顏木這次卻拒絕的爽快,讓南墨疏拿過筆墨,執筆邊回信邊對南墨疏說道:“當時皇後娘娘與顏若聯合毀去我的雙手的時候,可曾想過今日這般境況,如今我的雙手已被二人所傷,再不能醫治了,我如何能夠幫她?”
南墨疏本就不想讓顏木摻和皇家的事情,況且皇後現在這個樣子是他親手造成的,顏木雖然有反對,但若是就這樣答應給她醫治,未免讓他有些下不來台。
他最擔心的就是這個。
可是現在卻,南墨疏看著顏木一本正經的說出這些話,一下子被她逗笑了,開口應和著說道:“對對對,顏木說的都對,況且你的身體還沒完全恢複,平日出去都要小心著點,怎麽能這樣勞累!”

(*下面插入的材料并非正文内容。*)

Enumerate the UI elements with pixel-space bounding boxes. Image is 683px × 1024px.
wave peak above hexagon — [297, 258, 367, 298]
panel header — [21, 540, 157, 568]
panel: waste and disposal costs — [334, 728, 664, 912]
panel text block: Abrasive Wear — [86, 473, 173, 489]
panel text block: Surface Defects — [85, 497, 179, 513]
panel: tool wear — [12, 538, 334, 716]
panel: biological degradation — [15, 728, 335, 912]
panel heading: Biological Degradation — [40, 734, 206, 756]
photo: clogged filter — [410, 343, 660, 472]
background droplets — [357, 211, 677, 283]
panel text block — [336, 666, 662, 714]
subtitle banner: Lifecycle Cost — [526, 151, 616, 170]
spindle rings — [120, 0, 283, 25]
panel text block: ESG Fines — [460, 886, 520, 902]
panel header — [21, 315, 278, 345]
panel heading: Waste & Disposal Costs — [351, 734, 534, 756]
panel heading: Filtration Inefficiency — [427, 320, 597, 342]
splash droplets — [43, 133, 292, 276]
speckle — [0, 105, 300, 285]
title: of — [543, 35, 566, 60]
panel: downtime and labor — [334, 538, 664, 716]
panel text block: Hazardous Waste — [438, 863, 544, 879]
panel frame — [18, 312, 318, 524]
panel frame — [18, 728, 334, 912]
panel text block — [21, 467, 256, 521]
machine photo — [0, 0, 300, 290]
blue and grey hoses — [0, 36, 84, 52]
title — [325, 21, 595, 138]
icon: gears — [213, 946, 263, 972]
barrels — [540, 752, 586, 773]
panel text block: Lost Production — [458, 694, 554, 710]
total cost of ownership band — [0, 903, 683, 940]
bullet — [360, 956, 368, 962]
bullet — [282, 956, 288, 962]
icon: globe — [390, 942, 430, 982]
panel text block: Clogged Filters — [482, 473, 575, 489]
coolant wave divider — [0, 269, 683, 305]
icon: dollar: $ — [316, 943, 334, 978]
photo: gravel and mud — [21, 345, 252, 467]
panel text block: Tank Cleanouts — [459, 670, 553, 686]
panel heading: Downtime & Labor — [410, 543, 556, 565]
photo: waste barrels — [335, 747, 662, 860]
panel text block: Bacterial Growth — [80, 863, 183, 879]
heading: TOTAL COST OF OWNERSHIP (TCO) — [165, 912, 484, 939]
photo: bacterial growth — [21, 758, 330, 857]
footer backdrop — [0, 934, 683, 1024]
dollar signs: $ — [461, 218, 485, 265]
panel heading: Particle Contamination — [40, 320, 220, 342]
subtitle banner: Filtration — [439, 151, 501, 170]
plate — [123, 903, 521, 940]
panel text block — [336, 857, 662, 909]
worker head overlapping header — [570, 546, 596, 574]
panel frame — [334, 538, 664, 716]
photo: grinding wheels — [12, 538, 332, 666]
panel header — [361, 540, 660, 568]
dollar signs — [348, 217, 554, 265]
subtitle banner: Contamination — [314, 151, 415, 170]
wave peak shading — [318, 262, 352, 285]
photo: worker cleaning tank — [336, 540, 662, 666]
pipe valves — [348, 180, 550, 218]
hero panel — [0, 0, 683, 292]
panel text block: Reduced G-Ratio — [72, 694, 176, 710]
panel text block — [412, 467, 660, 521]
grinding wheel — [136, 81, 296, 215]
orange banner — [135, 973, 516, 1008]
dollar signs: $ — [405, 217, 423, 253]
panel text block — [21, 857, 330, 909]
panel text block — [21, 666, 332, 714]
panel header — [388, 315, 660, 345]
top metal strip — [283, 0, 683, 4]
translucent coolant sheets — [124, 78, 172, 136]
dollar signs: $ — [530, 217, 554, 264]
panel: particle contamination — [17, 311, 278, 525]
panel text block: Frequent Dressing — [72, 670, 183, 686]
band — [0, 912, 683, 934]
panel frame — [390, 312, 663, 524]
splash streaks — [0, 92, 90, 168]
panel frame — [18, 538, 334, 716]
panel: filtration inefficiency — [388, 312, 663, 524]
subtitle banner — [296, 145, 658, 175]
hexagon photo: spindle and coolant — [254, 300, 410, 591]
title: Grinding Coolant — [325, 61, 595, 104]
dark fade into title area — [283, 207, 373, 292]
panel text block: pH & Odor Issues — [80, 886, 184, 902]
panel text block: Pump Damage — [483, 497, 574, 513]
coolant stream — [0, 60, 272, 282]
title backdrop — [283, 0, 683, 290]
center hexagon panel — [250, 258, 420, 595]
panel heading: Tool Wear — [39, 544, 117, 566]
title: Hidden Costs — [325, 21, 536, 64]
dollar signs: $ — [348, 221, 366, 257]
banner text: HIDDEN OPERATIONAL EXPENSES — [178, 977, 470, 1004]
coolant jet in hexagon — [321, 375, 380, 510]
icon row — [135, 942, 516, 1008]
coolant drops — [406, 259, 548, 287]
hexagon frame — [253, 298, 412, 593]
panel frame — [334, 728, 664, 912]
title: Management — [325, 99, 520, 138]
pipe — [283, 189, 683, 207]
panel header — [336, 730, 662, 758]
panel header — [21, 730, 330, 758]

顏木也被他逗笑起來,開口說道:“這都養了多長時間了,我的傷早已經好的差不多了。”
南墨疏卻隻是搖頭:“所為傷筋動骨一百天,你這才養了多久,老老實實的呆在這裏,哪兒也不許去!”
顏木無奈的深吸了一口氣,提筆書寫起來。
有了南墨疏的支持,這封書信便一帆風順的送到了太醫們的手上,太醫本以為顏木既然願意醫治南墨祭,他們這樣的請求應該不算過分,沒想到得到的卻是這樣的答複,雖然氣憤卻又無可奈何,隻能把信呈到皇帝麵前,請皇帝做決斷。

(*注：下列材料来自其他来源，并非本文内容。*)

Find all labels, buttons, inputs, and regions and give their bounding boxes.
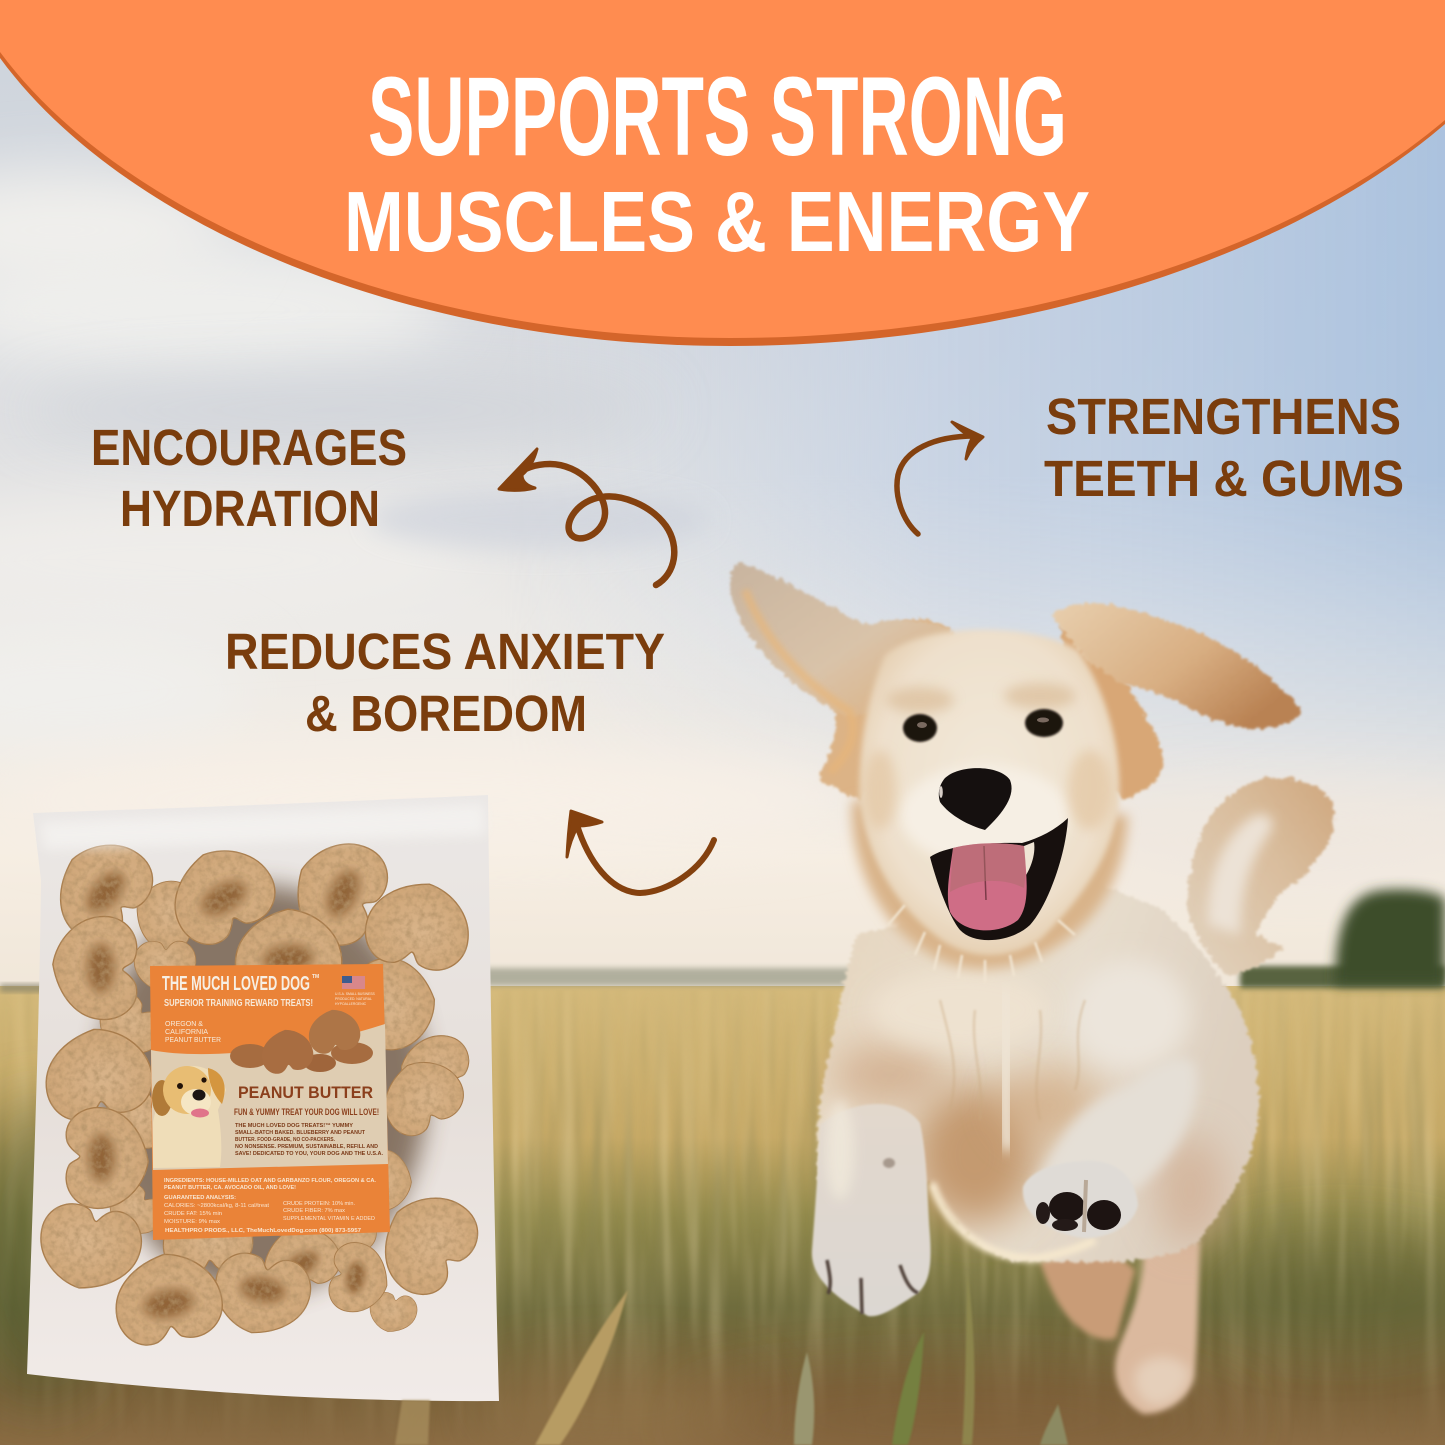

皇帝近日也剛剛過上一番清閑的日子,正在陪著太後悠閑的下棋,卻沒想到被小小的一封信給攪亂了心智,匆匆看了這封信的內容與太醫的解釋之後,當即大怒,把信狠狠地摔在桌子上,開口說道:“大膽,給皇後醫病是她的榮幸,她竟然如此不識好歹,簡直目無王法,來人呐,立刻把她給我抓起來,她治也得治,不治也得治!”
此言一出,太後下棋的手明顯一頓,慢慢抬起頭來,語氣緩慢卻不失尊嚴的說道:“皇帝此舉,恐有不妥啊!”